Quelle est donc la finalité d'une telle politique ? On s'aperçoit en essayant de comprendre cette situation inédite que chacun des acteurs de ce jeu erratique a des objectifs très différents.

  • Pour l'État et son clergé d'inspecteurs de la création , le but est de légitimer ses choix idéologiques, esthétiques et budgétaires, par une inclusion dans le patrimoine, le sacré et l'Histoire. L'État dirige la création en France [3] et non plus seulement la culture .
  • Pour l'ensemble du réseau qui forme la valeur de l'œuvre et en particulier pour les collectionneurs, l'inclusion dans les lieux historiques et sacrés, offrant prestige et possibilité de scandale médiatisé, augmente automatiquement la cote de l'objet par son inscription dans l'Histoire de l'art. C'est la technique mise au point dans les années quatre-vingt-dix de la fabrication de la valeur des objets qui n'ont pas de valeur intrinsèque.
  • Pour l'Église et ses fonctionnaires de l'art sacré, les avantages sont plus psychologiques que matériels. Grâce à l'AC, ils sont acceptés par les grands de ce monde et quittent la situation inconfortable de la marginalité dans un monde peu ouvert à la transcendance. Ils acquièrent, par simple contact d'image, les vertus de l'AC : jeunesse, actualité, visibilité. Sincères cependant, ils prêtent à l'AC des vertus chrétiennes : l'amour des autres, la perpétuelle remise en cause de la nature pécheresse, la compassion pour tout ce qui est souffrant et déchu.
  • Les artistes cherchent eux des lieux forts pour bâtir un concept qui fasse choc, ce qu'aucun musée d'art contemporain, galerie ou centre d'art, par ailleurs peu fréquentés, ne peuvent fournir. C'est ce qui motive le mot de Claudio Parmiggiani lors du discours d'inauguration de son œuvre au Collège des Bernardins : Quand on fait un trou dans un monument historique ou sacré on en sort du sang.

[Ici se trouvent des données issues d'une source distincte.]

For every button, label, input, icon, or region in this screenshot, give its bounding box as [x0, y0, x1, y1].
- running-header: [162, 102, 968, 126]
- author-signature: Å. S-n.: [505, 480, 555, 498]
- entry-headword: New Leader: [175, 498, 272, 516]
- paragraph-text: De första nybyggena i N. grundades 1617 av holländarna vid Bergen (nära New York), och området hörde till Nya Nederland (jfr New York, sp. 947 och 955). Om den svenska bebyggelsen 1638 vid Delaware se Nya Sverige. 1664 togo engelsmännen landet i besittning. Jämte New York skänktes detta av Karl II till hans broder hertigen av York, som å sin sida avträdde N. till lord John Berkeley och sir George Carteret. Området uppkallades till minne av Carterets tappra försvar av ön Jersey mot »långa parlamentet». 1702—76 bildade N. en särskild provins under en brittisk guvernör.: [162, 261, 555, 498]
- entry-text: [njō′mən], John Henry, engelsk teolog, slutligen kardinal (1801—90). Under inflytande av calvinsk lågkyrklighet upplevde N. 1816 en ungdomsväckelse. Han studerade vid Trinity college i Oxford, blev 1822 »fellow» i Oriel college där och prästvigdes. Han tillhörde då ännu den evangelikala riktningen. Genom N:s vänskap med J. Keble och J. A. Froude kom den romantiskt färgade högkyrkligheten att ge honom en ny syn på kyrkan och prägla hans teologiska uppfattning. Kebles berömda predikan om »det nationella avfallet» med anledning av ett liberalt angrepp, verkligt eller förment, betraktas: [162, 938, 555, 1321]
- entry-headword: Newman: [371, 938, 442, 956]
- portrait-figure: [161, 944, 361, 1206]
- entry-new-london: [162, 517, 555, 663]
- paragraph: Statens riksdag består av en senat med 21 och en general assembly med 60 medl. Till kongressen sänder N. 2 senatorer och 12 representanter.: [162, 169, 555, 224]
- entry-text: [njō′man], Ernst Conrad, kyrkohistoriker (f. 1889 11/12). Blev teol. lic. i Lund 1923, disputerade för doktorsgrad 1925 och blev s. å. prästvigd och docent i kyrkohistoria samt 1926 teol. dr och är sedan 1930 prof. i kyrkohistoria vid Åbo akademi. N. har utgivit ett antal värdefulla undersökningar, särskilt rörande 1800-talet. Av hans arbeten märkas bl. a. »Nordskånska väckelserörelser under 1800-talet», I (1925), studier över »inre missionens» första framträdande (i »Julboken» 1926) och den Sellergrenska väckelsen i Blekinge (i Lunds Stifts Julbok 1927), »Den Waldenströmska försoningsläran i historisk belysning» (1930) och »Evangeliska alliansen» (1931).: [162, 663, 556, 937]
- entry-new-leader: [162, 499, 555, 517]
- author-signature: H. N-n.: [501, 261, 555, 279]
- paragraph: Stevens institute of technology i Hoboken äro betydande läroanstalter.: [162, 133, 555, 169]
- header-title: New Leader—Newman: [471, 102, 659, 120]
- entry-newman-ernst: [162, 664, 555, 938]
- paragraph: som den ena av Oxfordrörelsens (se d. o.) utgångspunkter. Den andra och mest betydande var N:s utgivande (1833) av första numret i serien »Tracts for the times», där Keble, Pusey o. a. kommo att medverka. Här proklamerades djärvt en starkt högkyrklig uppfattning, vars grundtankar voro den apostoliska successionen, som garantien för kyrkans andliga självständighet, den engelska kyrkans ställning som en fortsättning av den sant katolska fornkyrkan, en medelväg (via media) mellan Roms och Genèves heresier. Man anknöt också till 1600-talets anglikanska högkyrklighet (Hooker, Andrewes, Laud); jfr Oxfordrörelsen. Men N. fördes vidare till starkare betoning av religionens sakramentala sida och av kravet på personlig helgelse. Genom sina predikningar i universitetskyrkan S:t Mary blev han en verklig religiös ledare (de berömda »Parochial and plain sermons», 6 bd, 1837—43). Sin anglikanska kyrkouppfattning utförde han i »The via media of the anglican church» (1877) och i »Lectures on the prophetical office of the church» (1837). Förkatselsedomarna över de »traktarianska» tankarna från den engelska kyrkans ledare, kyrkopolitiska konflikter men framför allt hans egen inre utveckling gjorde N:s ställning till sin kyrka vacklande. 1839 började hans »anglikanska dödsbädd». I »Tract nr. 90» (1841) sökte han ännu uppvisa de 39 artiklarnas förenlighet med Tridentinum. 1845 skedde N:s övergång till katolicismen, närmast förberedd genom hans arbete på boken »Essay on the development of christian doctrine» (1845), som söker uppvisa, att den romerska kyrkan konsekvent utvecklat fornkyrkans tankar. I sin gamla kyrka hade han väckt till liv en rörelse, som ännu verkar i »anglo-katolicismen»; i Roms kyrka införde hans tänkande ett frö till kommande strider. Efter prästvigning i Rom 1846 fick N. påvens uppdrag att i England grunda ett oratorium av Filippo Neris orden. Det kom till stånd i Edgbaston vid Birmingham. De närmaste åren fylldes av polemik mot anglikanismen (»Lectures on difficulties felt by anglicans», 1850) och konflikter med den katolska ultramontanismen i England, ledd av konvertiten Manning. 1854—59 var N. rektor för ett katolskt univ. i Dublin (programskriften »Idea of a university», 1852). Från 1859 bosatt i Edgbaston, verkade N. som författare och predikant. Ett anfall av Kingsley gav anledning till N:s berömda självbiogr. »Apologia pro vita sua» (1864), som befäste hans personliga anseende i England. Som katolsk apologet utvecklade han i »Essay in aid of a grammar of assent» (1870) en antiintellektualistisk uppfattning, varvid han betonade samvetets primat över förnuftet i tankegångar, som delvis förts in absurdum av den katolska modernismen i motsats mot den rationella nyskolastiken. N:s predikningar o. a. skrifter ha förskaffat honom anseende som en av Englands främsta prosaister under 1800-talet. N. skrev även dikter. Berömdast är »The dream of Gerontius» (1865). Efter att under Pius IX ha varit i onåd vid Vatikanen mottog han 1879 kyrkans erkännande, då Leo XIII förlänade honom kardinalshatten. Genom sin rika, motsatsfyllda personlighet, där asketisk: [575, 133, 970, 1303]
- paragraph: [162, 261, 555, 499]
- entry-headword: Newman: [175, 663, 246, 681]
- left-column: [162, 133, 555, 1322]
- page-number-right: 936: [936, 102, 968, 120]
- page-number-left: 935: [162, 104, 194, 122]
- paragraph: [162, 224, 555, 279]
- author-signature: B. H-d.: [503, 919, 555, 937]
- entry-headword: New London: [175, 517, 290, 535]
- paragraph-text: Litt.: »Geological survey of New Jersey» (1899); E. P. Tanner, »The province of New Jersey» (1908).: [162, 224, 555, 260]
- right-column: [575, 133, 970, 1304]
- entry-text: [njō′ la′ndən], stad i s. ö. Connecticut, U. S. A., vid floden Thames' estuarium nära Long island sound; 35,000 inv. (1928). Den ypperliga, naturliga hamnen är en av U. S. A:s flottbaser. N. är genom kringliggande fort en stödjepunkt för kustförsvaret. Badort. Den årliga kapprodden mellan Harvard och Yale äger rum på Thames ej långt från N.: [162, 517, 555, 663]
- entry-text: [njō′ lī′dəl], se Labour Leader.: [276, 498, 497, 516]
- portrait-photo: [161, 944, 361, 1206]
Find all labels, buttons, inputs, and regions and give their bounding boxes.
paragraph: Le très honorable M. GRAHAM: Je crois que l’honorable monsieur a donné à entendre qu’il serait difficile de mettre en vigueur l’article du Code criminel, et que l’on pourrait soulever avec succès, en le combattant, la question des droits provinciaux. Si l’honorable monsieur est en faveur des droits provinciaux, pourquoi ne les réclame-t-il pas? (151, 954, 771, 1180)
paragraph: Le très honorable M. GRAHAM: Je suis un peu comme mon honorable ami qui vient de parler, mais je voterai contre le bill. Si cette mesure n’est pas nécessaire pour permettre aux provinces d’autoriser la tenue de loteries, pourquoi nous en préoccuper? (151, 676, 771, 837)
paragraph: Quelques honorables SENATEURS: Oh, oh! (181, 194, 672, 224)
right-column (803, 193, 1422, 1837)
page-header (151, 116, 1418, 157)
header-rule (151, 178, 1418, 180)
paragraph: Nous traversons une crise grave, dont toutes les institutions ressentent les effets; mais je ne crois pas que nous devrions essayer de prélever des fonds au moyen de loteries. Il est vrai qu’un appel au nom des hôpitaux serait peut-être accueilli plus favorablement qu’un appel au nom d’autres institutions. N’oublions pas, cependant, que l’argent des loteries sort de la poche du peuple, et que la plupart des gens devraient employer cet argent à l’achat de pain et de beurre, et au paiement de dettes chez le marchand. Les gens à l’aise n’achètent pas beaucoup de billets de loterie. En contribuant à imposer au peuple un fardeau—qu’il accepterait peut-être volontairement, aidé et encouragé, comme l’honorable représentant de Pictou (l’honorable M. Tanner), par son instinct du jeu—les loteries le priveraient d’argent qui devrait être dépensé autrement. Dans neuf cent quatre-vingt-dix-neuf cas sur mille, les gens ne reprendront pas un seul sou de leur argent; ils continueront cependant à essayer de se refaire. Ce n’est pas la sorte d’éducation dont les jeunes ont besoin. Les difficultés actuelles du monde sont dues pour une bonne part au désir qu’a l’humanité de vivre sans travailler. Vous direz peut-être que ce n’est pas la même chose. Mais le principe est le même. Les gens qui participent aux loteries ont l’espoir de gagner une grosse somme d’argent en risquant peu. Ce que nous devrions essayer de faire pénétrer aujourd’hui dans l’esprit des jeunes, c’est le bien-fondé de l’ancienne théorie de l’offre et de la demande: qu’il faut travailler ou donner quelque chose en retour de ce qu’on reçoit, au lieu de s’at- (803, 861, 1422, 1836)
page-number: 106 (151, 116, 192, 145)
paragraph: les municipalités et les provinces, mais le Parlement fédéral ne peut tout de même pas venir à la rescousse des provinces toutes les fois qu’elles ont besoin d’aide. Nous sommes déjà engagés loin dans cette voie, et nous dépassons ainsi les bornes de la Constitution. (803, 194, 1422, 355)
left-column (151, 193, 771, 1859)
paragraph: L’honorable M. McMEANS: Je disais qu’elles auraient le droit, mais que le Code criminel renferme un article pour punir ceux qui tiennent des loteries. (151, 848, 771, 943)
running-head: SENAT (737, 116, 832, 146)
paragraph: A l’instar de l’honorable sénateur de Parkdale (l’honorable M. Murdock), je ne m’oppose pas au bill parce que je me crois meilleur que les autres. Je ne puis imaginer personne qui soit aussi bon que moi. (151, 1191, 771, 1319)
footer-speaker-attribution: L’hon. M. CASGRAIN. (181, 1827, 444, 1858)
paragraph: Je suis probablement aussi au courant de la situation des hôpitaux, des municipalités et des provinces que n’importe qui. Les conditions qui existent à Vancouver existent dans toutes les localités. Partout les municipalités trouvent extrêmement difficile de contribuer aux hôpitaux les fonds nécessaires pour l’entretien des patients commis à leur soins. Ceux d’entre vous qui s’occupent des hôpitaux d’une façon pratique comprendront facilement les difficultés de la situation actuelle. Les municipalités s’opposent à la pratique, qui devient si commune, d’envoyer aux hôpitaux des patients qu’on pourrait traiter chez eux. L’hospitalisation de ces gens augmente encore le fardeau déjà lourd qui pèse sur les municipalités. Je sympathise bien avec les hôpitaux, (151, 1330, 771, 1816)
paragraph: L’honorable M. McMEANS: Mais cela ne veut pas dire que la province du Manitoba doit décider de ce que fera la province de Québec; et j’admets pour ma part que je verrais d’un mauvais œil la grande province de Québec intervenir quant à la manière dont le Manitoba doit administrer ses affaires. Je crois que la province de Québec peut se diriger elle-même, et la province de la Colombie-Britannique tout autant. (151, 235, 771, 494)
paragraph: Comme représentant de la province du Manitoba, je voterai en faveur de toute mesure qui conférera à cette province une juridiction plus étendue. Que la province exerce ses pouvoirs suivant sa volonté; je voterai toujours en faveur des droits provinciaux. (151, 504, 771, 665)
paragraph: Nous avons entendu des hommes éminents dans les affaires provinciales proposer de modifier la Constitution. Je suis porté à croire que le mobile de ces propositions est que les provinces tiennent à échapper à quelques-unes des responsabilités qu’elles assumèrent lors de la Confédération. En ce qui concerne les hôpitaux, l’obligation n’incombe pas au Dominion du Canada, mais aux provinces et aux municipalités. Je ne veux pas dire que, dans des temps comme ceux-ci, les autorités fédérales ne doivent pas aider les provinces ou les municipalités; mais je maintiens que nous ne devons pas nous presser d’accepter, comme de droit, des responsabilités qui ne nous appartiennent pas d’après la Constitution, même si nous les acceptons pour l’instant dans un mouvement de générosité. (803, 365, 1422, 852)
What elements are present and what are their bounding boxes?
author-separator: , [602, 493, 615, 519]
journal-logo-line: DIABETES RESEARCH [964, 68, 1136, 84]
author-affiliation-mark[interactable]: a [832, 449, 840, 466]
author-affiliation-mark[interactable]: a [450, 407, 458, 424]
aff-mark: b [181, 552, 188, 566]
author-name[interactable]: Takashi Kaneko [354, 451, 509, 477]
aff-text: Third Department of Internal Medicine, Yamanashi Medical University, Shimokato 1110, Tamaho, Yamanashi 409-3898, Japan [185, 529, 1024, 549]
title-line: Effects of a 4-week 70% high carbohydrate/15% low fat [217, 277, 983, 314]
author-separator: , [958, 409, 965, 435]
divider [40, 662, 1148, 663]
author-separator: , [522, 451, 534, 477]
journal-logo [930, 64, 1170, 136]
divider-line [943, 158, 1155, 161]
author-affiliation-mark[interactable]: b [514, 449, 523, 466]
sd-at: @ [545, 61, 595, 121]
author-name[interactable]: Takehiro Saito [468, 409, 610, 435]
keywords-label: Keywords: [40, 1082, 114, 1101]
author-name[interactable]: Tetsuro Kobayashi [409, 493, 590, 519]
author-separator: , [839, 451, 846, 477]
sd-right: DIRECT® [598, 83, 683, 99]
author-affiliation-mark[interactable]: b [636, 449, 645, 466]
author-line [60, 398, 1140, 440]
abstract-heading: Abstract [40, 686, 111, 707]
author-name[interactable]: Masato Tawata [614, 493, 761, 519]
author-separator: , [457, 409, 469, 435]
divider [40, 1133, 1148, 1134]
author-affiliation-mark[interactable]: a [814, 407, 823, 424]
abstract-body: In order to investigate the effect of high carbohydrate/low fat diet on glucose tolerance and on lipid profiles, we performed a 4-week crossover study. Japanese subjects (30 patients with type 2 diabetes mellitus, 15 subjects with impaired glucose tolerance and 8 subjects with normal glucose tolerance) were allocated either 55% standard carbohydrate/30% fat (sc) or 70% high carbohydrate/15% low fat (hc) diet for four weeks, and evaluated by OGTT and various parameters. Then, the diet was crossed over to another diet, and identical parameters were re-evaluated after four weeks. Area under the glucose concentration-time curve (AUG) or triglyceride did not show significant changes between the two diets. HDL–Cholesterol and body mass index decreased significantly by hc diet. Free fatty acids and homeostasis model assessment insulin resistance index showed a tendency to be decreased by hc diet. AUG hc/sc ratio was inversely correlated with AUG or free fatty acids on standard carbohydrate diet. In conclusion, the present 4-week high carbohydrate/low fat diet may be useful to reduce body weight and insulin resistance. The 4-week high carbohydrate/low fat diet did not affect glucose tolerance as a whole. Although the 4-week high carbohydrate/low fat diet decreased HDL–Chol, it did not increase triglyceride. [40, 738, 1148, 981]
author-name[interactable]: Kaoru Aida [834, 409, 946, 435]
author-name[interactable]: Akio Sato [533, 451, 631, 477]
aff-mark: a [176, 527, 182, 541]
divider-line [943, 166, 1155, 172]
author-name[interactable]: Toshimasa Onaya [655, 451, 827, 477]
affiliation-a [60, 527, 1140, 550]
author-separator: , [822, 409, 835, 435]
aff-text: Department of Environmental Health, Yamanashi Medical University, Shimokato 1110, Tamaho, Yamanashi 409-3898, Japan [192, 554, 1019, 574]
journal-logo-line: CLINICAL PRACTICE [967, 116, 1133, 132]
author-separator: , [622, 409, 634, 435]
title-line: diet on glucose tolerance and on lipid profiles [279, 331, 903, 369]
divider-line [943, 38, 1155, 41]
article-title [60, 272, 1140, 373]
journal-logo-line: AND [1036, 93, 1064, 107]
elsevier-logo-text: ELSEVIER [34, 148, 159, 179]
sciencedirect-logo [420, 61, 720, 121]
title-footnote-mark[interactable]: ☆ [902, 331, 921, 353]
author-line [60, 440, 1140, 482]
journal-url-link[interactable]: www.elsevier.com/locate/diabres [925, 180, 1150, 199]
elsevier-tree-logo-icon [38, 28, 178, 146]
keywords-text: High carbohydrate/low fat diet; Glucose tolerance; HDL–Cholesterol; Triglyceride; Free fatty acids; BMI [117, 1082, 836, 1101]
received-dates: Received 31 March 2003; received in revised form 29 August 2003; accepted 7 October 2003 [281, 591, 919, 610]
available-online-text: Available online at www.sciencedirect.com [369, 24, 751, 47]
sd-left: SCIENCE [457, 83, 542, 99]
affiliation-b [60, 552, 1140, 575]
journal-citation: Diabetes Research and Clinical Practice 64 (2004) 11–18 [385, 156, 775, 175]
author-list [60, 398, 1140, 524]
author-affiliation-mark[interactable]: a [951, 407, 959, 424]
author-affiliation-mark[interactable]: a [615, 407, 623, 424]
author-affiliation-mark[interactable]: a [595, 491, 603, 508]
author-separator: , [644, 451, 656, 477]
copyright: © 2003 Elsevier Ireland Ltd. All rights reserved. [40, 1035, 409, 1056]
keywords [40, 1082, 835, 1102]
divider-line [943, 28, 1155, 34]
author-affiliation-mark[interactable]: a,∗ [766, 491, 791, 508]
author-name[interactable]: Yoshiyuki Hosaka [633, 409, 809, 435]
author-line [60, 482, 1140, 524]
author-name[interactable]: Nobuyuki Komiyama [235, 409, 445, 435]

De cette violence naît l'œuvre conceptuelle. Il faut savoir que le plan com. fait partie intégrante de l'œuvre conceptuelle. Dans une société marquée par la technologie des médias, rien n'existe, n'accède à l'être sans les médias.

Le regardeur est un voyeur
Et le public dans tout cela ? Ces pieuses installations sont en réalité de savants dispositifs de nature sadomasochiste, élaborés pour piéger à la fois l'artiste qui les crée, les institutionnels, le clergé, les collectionneurs, les médias. Tout le monde est à la fois bourreau et victime... Chaque acteur instrumentalise l'autre en vue d'un bénéfice matériel ou psychologique fondé sur la manipulation du public. Le regardeur d'AC est ainsi à son insu mis dans la position du voyeur de ces jeux savants dignes du célèbre marquis. Le regardeur est d'évidence pris en otage pour le plus grand profit du Financial Art... mais pour combien de temps encore ?
Viendra le jour où le regardeur enfin avisé connaissant la clef du mystère de la fabrication de la valeur en réseau, posera un œil distancié et critique sur cet art qui a envahi les lieux de culte.
Malgré les médiateurs prêts à tout expliquer, les regardeurs se faisaient rares en mai 2009 à La Force de l'Art [4], à Saint-Eustache comme au Grand Palais... En face, au Petit Palais on fait la queue, on se bouscule. Point de regardeurs , mais des contemplateurs , se pressant devant les icônes du Mont-Athos. Manifestement le public se console. Serait-il en attente d'autre chose ?

 

*Aude de Kerros a publié L'Art caché, les dissidents de l'Art contemporain (Eyrolles, 2007).

 

 

[1] Le programme de la Nuit blanche 2009 dans les églises de Paris.
[2] AC, acronyme de Art contemporain employé par Christine Sourgins dans Les Mirages de l'Art contemporain (Ed. de la Table ronde 2005), permettant de distinguer cette idéologie particulière de l'art, d'essence essentiellement conceptuelle, de toute la diversité que comprend l'art d'aujourd'hui.
[3] L'État dirige la création en France depuis les dispositions réglementaires de 1982 établissant un certain nombre d'institutions intervenant très fortement sur tous les aspects de la création. En 1993 la création du corps des Inspecteurs de la création complète ce dispositif.
[4] Les visiteurs de Saint-Eustache et des autres off furent comptabilisés comme spectateurs de cette grande démonstration officielle pour cacher autant qu'il se peut l'indifférence du public. Le choix officiel étroitement conceptuel et invariable depuis trente ans n'a toujours pas convaincu.